In summary, an MTT assay was developed for suspension cells in which we can test IFN antiproliferative as well as antiviral activities at the same time. Based on results from the above mentioned assay, we were able to perform treatment on Daudi cells under conditions of non-growth inhibition but antiviral protection, and non-antiviral protection. The analysis of samples after this treatment allowed us to more precisely identify genes associated with IFN-alpha antiviral activity. Based on microarray results there were 26 genes that are commonly and significantly different between an IFN concentration leading to AV protection versus a concentration not causing AV protection. Results from antiviral neutralizing experiments suggested the association of the identified genes and proteins with IFN AV activity. Thus, this work not only represents an example of how precise results from biological assays can help in the design of experiments leading to identification of functional genes and proteins to elucidate the IFN AV effect, but this is also to our knowledge the first study involving an analysis of AV associated genes on a B cell line. With respect to the ISGF3 complex and IFN-gamma signaling, western blot analysis revealed that phosphorylated Stat1 (Y701, as a surrogate for IFN activation) peaked at 2h when treated with IFN-alpha, remaining at low levels for up to 48h. Cells treated with IFN-gamma showed the same trend until 15h, when an increase in pStat1 was detected by an additional signaling peak that continued through 24h. Gene expression microarray analysis following IFN-gamma treatment for 24h indicated increased levels of antiviral proteins normally associated with a type-1 IFN response, such as Mx1, PKR, and OAS1. Induction of these genes by autocrine type-I and type-III IFN signaling was ruled out using both neutralizing antibodies in biological assays and by qRT-PCR. Despite the absence of any other IFNs, the ISGF3 transcription factor complex was isolated by co-immunoprecipitation after IFN-gamma treatment for 24h. It is possible that induction of this transcription factor complex plays a role in transcribing antiviral genes and the subsequent protection from viruses mediated by IFN-gamma.
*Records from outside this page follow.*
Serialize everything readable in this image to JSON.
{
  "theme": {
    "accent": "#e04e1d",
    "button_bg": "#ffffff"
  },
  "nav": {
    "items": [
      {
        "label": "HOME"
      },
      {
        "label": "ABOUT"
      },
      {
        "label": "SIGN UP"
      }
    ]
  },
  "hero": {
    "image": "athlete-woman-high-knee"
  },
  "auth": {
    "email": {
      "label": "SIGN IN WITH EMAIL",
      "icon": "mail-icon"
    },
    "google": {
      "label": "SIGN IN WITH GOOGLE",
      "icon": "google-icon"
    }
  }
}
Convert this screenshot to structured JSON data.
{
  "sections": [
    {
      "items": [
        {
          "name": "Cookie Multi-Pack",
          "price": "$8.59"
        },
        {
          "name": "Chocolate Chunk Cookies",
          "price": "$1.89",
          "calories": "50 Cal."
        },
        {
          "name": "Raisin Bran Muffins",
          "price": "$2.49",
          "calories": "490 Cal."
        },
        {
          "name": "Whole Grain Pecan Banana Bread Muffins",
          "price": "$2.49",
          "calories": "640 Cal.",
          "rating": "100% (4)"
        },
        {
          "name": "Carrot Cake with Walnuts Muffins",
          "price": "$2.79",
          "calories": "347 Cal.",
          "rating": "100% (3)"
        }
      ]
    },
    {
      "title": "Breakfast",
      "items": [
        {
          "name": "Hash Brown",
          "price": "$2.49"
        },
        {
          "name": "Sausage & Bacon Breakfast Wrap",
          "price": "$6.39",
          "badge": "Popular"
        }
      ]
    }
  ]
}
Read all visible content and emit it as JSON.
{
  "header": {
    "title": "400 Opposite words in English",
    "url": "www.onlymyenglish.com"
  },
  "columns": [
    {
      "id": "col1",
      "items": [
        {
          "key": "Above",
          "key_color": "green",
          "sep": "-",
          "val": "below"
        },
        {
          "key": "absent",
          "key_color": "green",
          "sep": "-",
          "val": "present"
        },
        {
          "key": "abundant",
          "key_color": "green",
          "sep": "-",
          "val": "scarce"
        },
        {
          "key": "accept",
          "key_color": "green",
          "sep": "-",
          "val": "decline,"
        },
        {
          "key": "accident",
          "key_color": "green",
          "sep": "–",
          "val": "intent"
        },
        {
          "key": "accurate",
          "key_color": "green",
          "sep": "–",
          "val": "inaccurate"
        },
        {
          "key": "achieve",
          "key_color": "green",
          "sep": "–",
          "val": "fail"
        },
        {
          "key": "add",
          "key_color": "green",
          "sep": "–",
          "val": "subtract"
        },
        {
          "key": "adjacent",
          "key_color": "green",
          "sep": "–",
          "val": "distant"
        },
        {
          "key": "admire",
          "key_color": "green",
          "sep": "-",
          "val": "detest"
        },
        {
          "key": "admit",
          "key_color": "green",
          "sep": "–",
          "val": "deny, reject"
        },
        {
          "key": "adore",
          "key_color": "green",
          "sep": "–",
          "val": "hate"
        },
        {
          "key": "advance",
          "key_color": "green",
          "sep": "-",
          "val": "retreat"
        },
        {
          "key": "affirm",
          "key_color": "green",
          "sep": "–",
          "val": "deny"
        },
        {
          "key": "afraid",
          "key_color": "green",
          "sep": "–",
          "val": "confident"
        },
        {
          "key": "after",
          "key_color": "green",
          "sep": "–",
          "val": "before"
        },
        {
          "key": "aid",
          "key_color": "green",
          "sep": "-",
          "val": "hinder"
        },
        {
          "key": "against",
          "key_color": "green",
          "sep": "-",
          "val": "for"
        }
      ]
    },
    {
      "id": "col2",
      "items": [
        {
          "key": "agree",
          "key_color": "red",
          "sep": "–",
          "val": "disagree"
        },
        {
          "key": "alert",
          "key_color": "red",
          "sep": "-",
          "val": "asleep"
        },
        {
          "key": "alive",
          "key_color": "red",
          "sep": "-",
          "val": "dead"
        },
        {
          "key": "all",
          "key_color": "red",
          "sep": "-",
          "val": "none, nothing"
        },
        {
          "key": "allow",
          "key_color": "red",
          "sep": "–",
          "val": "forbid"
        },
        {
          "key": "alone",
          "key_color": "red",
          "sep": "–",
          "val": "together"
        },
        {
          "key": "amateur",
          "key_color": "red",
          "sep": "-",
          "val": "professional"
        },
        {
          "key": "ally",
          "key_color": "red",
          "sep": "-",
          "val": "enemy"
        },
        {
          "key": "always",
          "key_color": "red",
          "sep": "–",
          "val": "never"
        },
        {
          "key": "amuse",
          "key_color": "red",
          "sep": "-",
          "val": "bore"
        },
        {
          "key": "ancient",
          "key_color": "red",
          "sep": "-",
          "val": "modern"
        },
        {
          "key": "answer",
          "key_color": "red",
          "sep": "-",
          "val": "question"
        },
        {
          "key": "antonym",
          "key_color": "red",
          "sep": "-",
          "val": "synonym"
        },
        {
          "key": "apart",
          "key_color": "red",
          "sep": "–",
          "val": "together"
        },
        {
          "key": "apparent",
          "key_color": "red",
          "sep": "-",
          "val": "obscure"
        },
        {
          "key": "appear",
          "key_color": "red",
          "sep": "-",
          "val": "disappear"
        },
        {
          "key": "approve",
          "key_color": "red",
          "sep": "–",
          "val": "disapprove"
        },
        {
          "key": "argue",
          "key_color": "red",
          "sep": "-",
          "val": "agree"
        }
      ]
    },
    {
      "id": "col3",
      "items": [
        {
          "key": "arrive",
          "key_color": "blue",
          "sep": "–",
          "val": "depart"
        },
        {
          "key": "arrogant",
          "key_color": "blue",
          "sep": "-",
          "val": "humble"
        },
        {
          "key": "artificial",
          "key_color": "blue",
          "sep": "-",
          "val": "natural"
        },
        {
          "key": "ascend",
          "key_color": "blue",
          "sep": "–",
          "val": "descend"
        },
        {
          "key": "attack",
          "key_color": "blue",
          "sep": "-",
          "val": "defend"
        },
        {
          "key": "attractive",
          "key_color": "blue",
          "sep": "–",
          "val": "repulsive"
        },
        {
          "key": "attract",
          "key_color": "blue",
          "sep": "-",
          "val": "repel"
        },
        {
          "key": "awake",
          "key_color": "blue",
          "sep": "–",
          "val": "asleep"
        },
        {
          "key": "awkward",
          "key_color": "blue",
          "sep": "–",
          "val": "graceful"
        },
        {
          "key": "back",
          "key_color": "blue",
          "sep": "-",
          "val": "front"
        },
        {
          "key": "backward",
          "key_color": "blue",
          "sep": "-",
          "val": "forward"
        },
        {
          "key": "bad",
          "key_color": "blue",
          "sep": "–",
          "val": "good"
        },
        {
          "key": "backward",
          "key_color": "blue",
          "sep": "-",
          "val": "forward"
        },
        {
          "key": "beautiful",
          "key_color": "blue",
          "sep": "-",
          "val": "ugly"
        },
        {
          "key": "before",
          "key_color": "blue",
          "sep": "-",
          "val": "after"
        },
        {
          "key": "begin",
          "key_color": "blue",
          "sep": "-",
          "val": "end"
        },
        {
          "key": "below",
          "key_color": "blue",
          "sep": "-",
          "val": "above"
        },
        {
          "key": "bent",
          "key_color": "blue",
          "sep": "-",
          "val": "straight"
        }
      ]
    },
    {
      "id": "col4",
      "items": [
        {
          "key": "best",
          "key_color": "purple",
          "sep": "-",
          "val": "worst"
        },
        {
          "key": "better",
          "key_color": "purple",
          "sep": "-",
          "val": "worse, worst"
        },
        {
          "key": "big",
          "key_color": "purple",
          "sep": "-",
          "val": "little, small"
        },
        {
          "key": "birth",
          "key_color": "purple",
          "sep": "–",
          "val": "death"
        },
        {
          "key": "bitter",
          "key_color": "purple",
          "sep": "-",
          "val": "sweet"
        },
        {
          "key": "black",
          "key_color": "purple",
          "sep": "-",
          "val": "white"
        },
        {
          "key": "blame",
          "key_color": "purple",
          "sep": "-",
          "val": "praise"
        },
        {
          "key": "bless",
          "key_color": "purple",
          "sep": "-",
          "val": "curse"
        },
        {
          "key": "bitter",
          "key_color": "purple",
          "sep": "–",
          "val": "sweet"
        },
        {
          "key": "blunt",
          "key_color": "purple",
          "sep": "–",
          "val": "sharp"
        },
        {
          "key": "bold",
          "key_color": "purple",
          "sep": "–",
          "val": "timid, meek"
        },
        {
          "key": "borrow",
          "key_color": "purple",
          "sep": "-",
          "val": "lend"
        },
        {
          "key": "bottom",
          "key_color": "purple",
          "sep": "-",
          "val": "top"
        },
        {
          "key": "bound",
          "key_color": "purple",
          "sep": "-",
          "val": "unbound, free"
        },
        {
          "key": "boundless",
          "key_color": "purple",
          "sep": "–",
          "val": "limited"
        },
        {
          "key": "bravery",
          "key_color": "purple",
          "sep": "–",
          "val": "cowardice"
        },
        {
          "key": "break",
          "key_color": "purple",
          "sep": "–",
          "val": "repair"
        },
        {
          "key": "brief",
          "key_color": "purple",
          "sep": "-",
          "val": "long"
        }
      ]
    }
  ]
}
总而言之，为悬浮细胞开发了MTT测定法，我们可以同时测试IFN抗增殖和抗病毒活性。根据上述测定的结果，我们能够在不增长抑制但抗病毒保护和非抗病毒保护条件下对Daudi细胞进行治疗。对这种处理后的样品的分析使我们可以更精确地识别与IFN-Alpha抗病毒活性相关的基因。基于微阵列结果，有26个基因在导致AV保护的IFN浓度之间通常且显着差异，而不是引起AV保护的浓度。抗病毒中和实验的结果表明，已鉴定的基因和蛋白质与IFN AV活性的关联。因此，这项工作不仅代表了生物测定结果如何精确导致的一个例子，可以帮助设计实验的设计，从而鉴定功能基因和蛋白质以阐明IFN AV效应，但据我们所知，这也是第一个研究，涉及对B细胞系上AV相关基因的分析。 关于ISGF3复合物和IFN-GAMMA信号传导，Western印迹分析表明，用IFN-Alpha处理磷酸化的STAT1（Y701，作为IFN激活的替代物）在2H处达到峰值，保持低水平的水平最高为48h。 用IFN-GAMMA处理的细胞直到15H都显示出相同的趋势，当时PSTAT1的增加通过持续到24小时的额外信号传导峰的增加。 IFN-GAMMA处理后24小时后，基因表达微阵列分析表明，通常与1型IFN反应相关的抗病毒蛋白水平增加，例如MX1，PKR和OAS1。 使用生物学测定中的中和抗体和QRT-PCR排除了Autocrine-I型和III型IFN信号传导诱导这些基因。 尽管没有任何其他IFN，但在IFN-GAMMA处理后，通过共免疫沉淀分离ISGF3转录因子复合物24小时。 该转录因子复合物的诱导可能在转录抗病毒基因和随后对IFN-GAMMA介导的病毒的保护作用。